Road has started to go up, but we’re not officially on the Stirling climb. We’re about 3km to the QOM, a good launching point for an attack.
90km to go
Led by Liv AlUla Jayco, the riders speeding down the road, with a few riders having trouble staying in the tight peloton with 93km to go.
Lidl-Trek, Liv AlUla Jayco, EF Education-Oatly and Ceratizit-WNT are all represented at the front of the peloton, still grouped together
Peloton all together as they are descending away from Stirling. Race leader Rüegg sitting behind her teammate Maeve Plouffe in the peloton.
Josie Talbot (Liv AlUla Jayco) at the head of the peloton, speed is already high.
Flag drop and racing has started!
Race director Stuart O’Grady asking the riders to ease off in the short neutral zone, and he’s waiting to drop the flag.
“I think it’s a hard course to defend a jersey on,” Amanda Spratt (Lidl-Trek) said. “I think that will be quite difficult. I expect to see very aggressive riding. I’m sure we’re going to be aggressive, and I think it’s going to be really exciting. I certainly think the gaps are not huge on GC so I don’t think it’s really set in stone yet.”
The final stage in Stirling is bound to be a cracker.
All the riders are tucked in their air-conditioned mini-buses before the start, and the ice vests are out.
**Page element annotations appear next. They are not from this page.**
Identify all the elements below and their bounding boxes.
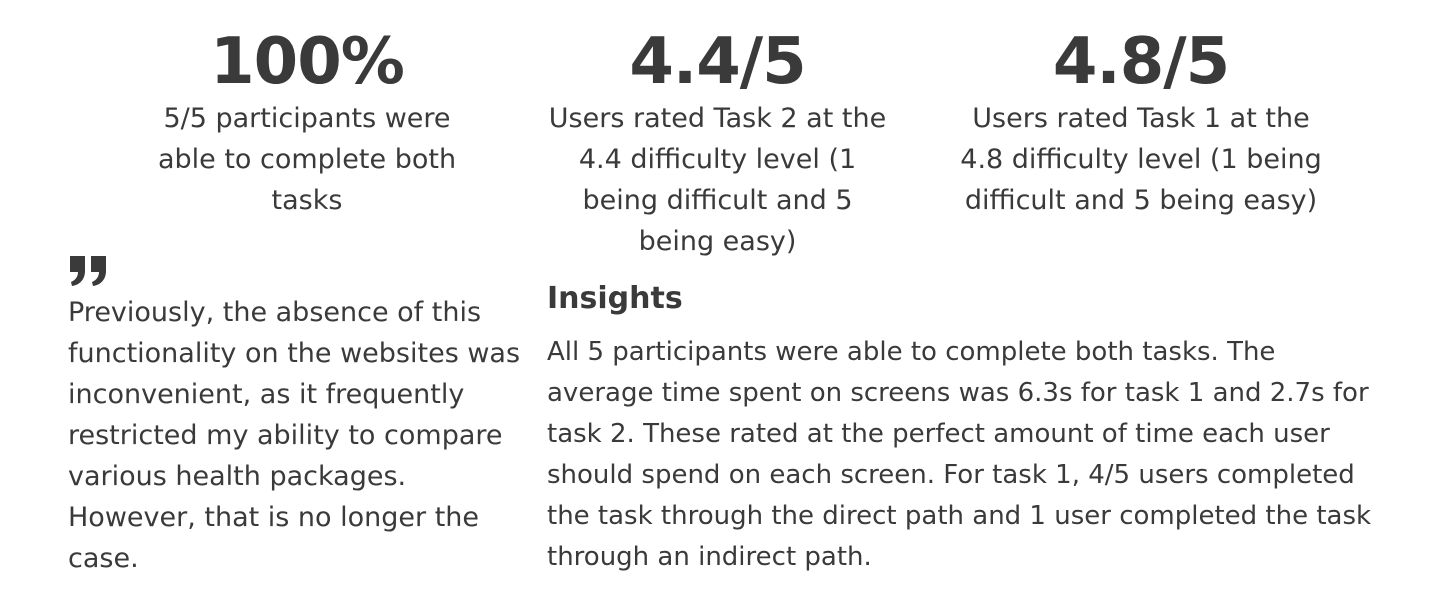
stat-completion: 100% 5/5 participants were able to compl… bbox=[140, 24, 474, 221]
stat-description: 5/5 participants were able to complete b… bbox=[157, 103, 457, 216]
stat-description: Users rated Task 1 at the 4.8 difficulty… bbox=[960, 103, 1322, 216]
stat-value: 100% bbox=[210, 25, 405, 99]
insights-body: All 5 participants were able to complete… bbox=[547, 337, 1372, 572]
insights-heading: Insights bbox=[547, 281, 683, 316]
stat-value: 4.8/5 bbox=[1052, 25, 1230, 99]
quote-icon bbox=[68, 254, 110, 288]
stat-task2-rating: 4.4/5 Users rated Task 2 at the 4.4 diff… bbox=[545, 24, 890, 262]
stat-value: 4.4/5 bbox=[629, 25, 806, 99]
stat-description: Users rated Task 2 at the 4.4 difficulty… bbox=[548, 103, 887, 257]
stat-task1-rating: 4.8/5 Users rated Task 1 at the 4.8 diff… bbox=[960, 24, 1322, 221]
user-quote: Previously, the absence of this function… bbox=[68, 297, 521, 574]
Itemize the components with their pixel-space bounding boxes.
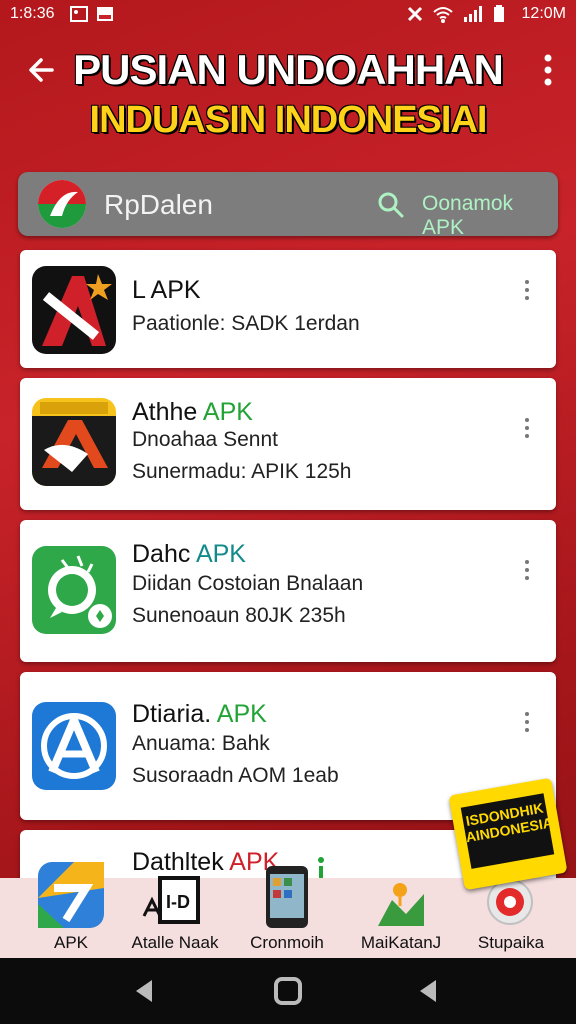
page-title: PUSIAN UNDOAHHAN (73, 46, 504, 93)
brand-logo (38, 180, 86, 228)
nav-label: Atalle Naak (131, 933, 219, 952)
status-time-right: 12:0M (521, 5, 566, 22)
search-brand-label: RpDalen (104, 189, 213, 220)
status-right-icons (406, 5, 506, 23)
app-detail: Sunermadu: APIK 125h (132, 460, 352, 483)
nav-label: APK (53, 933, 89, 952)
app-name: Dtiaria. APK (132, 700, 267, 729)
apk-tag: APK (202, 398, 253, 426)
item-more-icon[interactable] (522, 712, 532, 736)
app-name: Dahc APK (132, 540, 246, 569)
promo-badge[interactable]: ISDONDHIK AINDONESIA (448, 777, 568, 891)
nav-item-apk[interactable]: APK (16, 862, 126, 958)
page-subtitle: INDUASIN INDONESIAI (89, 99, 488, 141)
app-detail: Sunenoaun 80JK 235h (132, 604, 346, 627)
image-icon (97, 7, 113, 21)
apk-tag: APK (195, 540, 246, 568)
app-developer: Diidan Costoian Bnalaan (132, 572, 364, 595)
app-icon (32, 398, 116, 486)
app-developer: Anuama: Bahk (132, 732, 270, 755)
item-more-icon[interactable] (522, 560, 532, 584)
svg-text:I-D: I-D (166, 892, 190, 912)
apk-tag: APK (216, 700, 267, 728)
nav-item-atalle[interactable]: I-D Atalle Naak (120, 876, 230, 958)
app-name: Dathltek APK (132, 848, 279, 877)
app-name: L APK (132, 276, 201, 305)
info-icon (318, 857, 324, 878)
app-icon (32, 266, 116, 354)
app-list-item[interactable]: Athhe APK Dnoahaa Sennt Sunermadu: APIK … (20, 378, 556, 510)
app-icon (32, 702, 116, 790)
back-arrow-icon[interactable] (22, 50, 62, 90)
app-name-text: Athhe (132, 398, 203, 426)
phone-icon (266, 866, 308, 928)
recents-nav-icon[interactable] (414, 976, 444, 1006)
more-menu-icon[interactable] (538, 52, 558, 88)
map-icon (378, 883, 424, 926)
app-developer: Dnoahaa Sennt (132, 428, 278, 451)
apk-app-icon (38, 862, 104, 928)
home-nav-icon[interactable] (273, 976, 303, 1006)
nav-label: Cronmoih (250, 933, 324, 952)
nav-item-stupaika[interactable]: Stupaika (456, 878, 566, 958)
wifi-icon (433, 7, 453, 23)
search-bar[interactable]: RpDalen Oonamok APK (18, 172, 558, 239)
item-more-icon[interactable] (522, 418, 532, 442)
app-name-text: Dahc (132, 540, 196, 568)
back-nav-icon[interactable] (130, 976, 160, 1006)
nav-item-maikatan[interactable]: MaiKatanJ (346, 878, 456, 958)
app-name-text: L APK (132, 276, 201, 304)
app-icon (32, 546, 116, 634)
app-detail: Susoraadn AOM 1eab (132, 764, 339, 787)
battery-icon (494, 5, 504, 22)
mute-icon (407, 6, 423, 22)
search-input[interactable]: Oonamok APK (422, 192, 558, 240)
gallery-icon (70, 6, 88, 22)
status-bar: 1:8:36 12:0M (0, 0, 576, 30)
signal-icon (464, 6, 482, 22)
document-icon: I-D (142, 876, 200, 924)
nav-item-cronmoih[interactable]: Cronmoih (232, 866, 342, 958)
search-icon[interactable] (378, 192, 404, 218)
app-name-text: Dathltek (132, 848, 230, 876)
app-name-text: Dtiaria. (132, 700, 217, 728)
nav-label: Stupaika (477, 933, 545, 952)
promo-badge-text: ISDONDHIK AINDONESIA (460, 793, 555, 869)
app-name: Athhe APK (132, 398, 253, 427)
status-time-left: 1:8:36 (10, 5, 55, 22)
item-more-icon[interactable] (522, 280, 532, 304)
bottom-navigation: APK I-D Atalle Naak Cronmoih MaiKatanJ S… (0, 862, 576, 958)
app-list-item[interactable]: L APK Paationle: SADK 1erdan (20, 250, 556, 368)
nav-label: MaiKatanJ (360, 933, 442, 952)
app-detail: Paationle: SADK 1erdan (132, 312, 360, 335)
system-navigation-bar (0, 958, 576, 1024)
app-list-item[interactable]: Dahc APK Diidan Costoian Bnalaan Sunenoa… (20, 520, 556, 662)
status-left-icons (70, 6, 114, 22)
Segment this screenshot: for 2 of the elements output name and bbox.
Temperature has already hit 35C in central Adelaide and while it may just be a little cooler among the hills of Stirling it still feels every bit of that with a sting in the morning sun.
Stage 3 of the Women’s Tour Down Under is set to start in about 10 minutes On tap is constant undulation with barely a moment of flat terrain in the 25km circuit for a total of 105.9km stage in Stirling. The loop includes the Stirling climb, which stretches over two kilometres and reaches a maximum gradient of 11.1%, though its average is a far milder 3.7%. The riders will tackle the climb five times.
Stage 2 winner Noemi Rüegg (EF Education-Oatly) tops the general classification with a 15-second lead on Silke Smulders (Liv AlUla Jayco) and 33 seconds on Mie Bjørndal Ottestad (Uno-X Mobility). Polish champion Dominika Wlodarczyk (UAE Team ADQ) sits in fourth place, 36 seconds down and only one second ahead of trio Justine Ghekiere (AG Insurance-Soudal), Neve Bradbury (Canyon-Sram zondacrypto)and Elise Chabbey (FDJ-Suez).
Eleonora Ciabocco (Picnic PostNL) leads the best young rider classification, with 10 seconds on Silke Smulders (Liv AlUla Jayco).
“At first, I thought, ‘Oh no, this was too early; I can’t keep going like this,’ but then I looked back, and I had a gap, so I had no other choice” – Noemi Rüegg explains her big Willunga Hill victory on stage 2.
Welcome to Cyclingnews’ live coverage of stage 3 of the Women’s Tour Down Under.